Justin Trudeau is Blaming Conservatives For Cuts to Housing. Those Cuts Actually Began Under The Liberals
The Liberal leader’s recent explanation for his slow progress on housing overlooks cuts made by a previous Liberal government
Liberal leader Justin Trudeau is blaming Stephen Harper for the slow progress on his government’s National Housing Strategy, claiming the former prime minister’s “Conservative government had decided decided the federal government had no role to play in housing.”
Unfortunately, there is one problem with that statement — it was a previous Liberal government that stopped providing direct housing.
Trudeau’s housing strategy was officially launched in 2017 with a partial mandate to help repair and expand Canada’s affordable housing stock, including derelict social housing with pressing and expensive repair costs.
But in 2019, The Parliamentary Budget Office noted that the NHS had produced few results and no marked increase in spending on affordable housing construction. Earlier this month, the PBO found the Strategy had spent just 49% of what it had allocated for construction and repairs with “limited” impact on affordability.
Asked by a reporter whether yesterday’s announcement suggested the Strategy has been a “failure,” Trudeau pointed his finger at Stephen Harper:
“On the contrary, over the past several years, hundreds of thousands of families have gotten new homes, have a safer place to live, have cut down on chronic homelessness because of the national housing strategy we launched in 2017. But let’s remember in 2015, 2017 as we launched the National Housing Strategy, we were starting from a standing start because for the previous ten years the Conservative government had decided the federal government had no role to play in housing. That is wrong and that’s why we stepped up and saw tremendous improvements in supporting people to get housing.”
Through the Harper years, from 2006-2015, the federal government maintained a policy of declining support for Assisted Housing programs in agreement with the provinces. The PBO determined that absent the housing strategy, federal funds would have declined 73% by 2027.
However, that program of declining federal involvement in housing or “housing devolution” didn’t begin with Harper.
As University of Toronto Professor J. Davis Hulchanski notes, it began under Liberal Prime Minister Jean Chrétien. The 1996 Liberal budget “announced that it would transfer administration of federal social housing programs to provinces and territories, ending 50 years of direct federal involvement in the administration of social housing programs … The federal government, though maintaining its involvement in the homeownership sector and the housing market in general, would not provide any new money for meeting housing need.”
That 1996 budget itself noted the Liberals had offered “no funding for new social housing units since 1993.” Instead, the budget offered to arrange the above mentioned subsidy formula with the provinces.
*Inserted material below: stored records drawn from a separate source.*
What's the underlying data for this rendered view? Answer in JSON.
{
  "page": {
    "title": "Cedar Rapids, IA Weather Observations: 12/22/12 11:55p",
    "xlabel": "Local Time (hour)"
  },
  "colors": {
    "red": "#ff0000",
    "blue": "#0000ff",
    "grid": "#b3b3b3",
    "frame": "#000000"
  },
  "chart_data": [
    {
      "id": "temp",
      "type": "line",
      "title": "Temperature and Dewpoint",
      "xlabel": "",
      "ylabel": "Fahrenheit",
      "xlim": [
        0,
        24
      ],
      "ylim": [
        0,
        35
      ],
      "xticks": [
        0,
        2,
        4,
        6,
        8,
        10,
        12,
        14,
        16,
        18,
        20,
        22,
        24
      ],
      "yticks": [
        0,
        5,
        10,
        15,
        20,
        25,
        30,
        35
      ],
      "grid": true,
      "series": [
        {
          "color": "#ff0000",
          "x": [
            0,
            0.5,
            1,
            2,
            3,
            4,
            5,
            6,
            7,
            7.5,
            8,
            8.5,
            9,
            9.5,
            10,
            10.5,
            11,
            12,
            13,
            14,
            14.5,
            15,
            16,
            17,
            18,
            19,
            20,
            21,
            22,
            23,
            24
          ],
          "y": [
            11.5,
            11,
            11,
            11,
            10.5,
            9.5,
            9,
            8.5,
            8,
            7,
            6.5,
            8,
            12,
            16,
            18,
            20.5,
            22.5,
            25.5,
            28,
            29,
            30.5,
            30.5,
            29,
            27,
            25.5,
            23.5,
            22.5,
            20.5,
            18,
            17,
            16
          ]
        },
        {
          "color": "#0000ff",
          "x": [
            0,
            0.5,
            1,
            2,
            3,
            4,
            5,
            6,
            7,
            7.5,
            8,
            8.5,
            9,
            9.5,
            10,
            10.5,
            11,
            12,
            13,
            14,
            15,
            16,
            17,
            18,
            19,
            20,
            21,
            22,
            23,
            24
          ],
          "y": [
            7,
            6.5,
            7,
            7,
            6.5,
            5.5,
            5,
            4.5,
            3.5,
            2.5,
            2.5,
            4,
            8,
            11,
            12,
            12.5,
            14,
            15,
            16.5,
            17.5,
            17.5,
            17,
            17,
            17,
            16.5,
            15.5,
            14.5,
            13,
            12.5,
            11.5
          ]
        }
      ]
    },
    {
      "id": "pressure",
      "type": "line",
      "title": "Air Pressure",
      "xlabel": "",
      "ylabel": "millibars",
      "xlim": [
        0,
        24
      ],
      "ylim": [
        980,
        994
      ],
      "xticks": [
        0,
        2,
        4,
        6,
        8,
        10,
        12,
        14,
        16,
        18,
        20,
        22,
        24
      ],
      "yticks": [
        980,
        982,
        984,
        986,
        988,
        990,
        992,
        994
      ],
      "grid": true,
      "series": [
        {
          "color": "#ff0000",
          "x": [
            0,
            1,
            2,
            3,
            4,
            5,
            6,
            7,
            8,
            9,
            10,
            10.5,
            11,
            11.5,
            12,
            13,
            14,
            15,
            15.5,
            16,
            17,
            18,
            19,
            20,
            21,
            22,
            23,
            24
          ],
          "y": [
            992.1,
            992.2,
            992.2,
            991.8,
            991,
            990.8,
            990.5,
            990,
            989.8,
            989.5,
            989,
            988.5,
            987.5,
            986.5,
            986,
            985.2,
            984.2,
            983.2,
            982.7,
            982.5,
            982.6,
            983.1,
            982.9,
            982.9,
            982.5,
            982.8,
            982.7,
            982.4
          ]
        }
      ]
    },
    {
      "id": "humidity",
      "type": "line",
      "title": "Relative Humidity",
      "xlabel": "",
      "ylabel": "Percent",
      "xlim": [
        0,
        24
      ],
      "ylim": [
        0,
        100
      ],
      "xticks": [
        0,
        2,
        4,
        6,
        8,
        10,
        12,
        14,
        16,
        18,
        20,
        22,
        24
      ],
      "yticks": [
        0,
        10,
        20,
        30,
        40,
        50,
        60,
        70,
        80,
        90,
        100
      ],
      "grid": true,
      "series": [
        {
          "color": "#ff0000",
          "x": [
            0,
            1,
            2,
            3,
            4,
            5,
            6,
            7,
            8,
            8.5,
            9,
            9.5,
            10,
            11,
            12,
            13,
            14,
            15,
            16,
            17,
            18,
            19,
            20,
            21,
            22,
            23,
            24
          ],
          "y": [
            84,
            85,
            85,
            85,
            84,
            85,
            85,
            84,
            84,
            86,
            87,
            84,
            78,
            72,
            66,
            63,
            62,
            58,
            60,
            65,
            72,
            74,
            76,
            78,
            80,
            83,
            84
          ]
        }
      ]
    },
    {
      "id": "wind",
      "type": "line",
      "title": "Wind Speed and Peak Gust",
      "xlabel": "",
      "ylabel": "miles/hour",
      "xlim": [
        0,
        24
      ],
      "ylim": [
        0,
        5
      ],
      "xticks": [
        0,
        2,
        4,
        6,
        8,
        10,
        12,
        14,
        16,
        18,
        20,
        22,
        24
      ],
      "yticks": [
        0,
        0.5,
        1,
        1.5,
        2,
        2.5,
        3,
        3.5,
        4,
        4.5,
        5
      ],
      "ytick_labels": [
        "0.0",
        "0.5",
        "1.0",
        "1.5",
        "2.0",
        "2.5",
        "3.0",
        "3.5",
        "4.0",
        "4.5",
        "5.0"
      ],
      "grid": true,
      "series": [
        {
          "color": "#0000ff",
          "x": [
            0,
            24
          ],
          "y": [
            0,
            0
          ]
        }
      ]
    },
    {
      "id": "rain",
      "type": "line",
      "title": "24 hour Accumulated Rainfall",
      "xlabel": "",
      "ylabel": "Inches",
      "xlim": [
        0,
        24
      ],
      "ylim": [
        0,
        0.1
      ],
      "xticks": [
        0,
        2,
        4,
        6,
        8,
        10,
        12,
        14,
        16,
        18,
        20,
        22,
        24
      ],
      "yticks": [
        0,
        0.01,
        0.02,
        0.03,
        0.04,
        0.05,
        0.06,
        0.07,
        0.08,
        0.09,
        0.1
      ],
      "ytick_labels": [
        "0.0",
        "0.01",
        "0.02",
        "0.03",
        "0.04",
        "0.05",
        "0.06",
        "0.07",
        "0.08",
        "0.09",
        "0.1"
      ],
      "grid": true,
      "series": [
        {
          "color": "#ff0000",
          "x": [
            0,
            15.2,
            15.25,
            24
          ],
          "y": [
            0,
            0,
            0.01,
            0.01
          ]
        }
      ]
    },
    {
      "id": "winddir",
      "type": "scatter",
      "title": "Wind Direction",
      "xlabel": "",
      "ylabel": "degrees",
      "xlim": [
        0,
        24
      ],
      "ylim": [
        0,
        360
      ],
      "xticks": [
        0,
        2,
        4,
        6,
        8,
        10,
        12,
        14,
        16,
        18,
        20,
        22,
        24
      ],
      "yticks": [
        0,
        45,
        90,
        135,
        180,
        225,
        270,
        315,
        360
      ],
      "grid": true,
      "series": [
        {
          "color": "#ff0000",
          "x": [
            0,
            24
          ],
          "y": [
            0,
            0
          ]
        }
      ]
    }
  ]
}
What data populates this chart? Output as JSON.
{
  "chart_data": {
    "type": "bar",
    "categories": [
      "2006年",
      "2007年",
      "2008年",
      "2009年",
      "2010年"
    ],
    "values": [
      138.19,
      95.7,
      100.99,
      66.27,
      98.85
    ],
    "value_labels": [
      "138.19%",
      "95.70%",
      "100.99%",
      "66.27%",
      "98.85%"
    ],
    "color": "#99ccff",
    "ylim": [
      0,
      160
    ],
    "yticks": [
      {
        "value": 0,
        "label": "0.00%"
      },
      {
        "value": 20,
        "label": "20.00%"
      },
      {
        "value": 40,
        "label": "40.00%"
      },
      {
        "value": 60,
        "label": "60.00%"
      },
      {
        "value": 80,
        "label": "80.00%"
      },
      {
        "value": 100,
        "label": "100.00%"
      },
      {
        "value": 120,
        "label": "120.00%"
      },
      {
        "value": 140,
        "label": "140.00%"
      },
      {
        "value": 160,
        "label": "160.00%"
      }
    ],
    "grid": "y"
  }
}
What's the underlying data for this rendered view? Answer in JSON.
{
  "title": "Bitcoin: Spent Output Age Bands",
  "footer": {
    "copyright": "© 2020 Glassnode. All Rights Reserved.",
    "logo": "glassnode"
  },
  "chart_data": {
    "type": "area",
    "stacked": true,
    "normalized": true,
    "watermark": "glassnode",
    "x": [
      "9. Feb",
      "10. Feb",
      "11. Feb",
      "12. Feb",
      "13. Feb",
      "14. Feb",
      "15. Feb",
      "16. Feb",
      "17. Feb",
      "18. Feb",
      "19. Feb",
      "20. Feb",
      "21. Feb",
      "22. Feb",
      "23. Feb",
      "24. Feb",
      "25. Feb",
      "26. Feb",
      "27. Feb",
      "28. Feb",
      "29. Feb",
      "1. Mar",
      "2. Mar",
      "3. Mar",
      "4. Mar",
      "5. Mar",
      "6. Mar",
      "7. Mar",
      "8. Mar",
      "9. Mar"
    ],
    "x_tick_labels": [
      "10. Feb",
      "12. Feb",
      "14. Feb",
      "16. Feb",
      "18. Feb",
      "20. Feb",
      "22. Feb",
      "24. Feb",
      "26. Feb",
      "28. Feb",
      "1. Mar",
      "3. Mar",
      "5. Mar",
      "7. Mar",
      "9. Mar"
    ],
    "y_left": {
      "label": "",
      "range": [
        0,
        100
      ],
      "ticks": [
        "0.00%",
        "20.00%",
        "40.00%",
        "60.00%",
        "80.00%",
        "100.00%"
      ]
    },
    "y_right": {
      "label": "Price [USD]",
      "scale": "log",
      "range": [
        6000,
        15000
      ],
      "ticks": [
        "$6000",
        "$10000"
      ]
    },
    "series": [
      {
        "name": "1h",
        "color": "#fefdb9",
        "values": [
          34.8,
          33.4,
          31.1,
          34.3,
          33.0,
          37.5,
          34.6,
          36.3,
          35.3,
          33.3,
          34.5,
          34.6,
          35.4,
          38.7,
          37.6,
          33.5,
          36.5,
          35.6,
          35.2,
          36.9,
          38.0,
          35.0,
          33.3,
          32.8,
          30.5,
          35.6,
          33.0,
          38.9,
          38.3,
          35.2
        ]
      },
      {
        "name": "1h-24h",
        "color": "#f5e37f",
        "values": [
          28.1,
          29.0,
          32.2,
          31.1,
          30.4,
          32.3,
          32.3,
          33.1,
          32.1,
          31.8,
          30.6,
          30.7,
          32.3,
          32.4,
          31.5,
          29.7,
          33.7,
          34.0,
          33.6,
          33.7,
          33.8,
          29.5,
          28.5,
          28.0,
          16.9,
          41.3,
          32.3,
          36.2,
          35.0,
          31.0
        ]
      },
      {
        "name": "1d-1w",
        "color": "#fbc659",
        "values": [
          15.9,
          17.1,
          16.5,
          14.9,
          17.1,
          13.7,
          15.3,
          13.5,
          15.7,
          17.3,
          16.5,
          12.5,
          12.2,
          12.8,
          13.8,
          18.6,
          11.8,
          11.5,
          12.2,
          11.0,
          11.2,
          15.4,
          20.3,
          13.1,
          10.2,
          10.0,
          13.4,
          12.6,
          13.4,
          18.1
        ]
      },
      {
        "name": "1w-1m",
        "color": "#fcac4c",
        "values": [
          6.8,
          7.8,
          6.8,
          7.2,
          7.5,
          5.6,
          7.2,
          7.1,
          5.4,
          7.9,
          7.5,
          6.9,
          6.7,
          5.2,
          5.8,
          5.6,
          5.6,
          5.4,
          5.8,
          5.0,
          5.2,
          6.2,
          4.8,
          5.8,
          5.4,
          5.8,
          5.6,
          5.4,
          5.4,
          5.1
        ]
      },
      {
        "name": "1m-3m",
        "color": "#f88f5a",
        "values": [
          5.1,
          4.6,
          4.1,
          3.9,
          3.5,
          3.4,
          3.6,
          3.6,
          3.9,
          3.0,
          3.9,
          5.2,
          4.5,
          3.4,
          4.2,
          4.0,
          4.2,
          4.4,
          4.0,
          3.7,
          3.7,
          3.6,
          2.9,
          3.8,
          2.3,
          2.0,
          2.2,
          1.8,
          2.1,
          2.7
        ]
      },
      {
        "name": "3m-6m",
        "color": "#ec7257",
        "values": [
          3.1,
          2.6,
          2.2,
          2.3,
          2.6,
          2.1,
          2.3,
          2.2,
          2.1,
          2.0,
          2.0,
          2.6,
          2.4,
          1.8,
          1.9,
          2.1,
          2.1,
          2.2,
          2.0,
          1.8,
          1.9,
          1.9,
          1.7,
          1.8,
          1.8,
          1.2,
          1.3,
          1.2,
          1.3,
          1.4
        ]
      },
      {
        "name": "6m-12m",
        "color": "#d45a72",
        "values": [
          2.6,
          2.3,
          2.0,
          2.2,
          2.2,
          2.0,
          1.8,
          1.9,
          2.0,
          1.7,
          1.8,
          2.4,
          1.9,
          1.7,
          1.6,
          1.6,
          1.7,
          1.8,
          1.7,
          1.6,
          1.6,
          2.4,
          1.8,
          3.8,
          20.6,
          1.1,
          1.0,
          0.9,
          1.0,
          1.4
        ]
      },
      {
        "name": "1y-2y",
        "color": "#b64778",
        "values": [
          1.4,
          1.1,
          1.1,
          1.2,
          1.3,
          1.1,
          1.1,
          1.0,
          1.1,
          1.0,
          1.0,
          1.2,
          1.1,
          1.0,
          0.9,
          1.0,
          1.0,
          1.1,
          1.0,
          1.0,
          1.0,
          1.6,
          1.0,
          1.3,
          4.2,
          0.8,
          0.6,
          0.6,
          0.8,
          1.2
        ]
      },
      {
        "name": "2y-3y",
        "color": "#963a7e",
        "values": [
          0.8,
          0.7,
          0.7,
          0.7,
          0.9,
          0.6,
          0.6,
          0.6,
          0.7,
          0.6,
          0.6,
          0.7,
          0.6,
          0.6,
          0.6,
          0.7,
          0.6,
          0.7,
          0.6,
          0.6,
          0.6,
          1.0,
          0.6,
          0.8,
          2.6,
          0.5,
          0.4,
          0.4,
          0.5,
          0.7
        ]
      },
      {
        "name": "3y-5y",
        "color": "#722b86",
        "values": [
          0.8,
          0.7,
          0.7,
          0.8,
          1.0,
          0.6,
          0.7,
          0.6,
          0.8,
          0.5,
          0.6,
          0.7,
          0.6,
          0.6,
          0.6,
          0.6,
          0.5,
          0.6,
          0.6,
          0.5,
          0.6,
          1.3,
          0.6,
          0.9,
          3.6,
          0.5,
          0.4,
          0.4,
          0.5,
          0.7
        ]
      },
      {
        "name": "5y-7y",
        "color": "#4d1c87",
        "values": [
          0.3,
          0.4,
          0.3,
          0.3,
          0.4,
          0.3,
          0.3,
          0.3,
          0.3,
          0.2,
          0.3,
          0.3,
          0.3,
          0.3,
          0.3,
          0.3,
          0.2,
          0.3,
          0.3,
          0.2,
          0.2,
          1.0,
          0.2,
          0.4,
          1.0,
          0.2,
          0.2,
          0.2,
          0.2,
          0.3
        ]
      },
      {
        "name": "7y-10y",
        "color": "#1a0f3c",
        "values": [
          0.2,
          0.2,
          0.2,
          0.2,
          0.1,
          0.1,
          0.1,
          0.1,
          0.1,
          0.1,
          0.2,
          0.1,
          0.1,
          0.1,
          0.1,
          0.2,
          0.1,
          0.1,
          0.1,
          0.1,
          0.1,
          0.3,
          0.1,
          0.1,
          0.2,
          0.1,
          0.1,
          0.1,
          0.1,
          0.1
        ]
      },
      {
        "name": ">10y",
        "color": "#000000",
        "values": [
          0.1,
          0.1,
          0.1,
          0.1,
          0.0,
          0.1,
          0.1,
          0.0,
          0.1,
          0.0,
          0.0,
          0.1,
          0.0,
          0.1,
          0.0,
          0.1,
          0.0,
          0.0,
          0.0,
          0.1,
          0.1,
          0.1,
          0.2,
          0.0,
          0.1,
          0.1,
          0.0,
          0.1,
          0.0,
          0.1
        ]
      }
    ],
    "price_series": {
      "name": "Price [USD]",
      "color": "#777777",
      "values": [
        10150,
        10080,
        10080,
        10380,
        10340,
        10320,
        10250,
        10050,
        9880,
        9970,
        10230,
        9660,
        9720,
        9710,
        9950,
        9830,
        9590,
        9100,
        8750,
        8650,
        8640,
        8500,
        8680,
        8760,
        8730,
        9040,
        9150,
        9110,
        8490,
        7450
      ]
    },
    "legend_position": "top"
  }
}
The impact was quite sharp, as the Advocacy Centre For Tenants Ontario observed in 2014: “Between 1985 and 1989, the federal government helped fund 5,356 units of social housing per year. If Ottawa had continued to fund social housing at this rate, between 1994 and 2013, some 107,120 homes could have been built.”
Policy Options Magazine likewise noted: “Federal retrenchment and devolution in the 1990s created the challenges we face today, and federally led housing initiatives between 2002 and 2015 softened the impact without reversing it.”
The Liberal Party did not respond when asked if it would commit to reverse the 1996 cuts.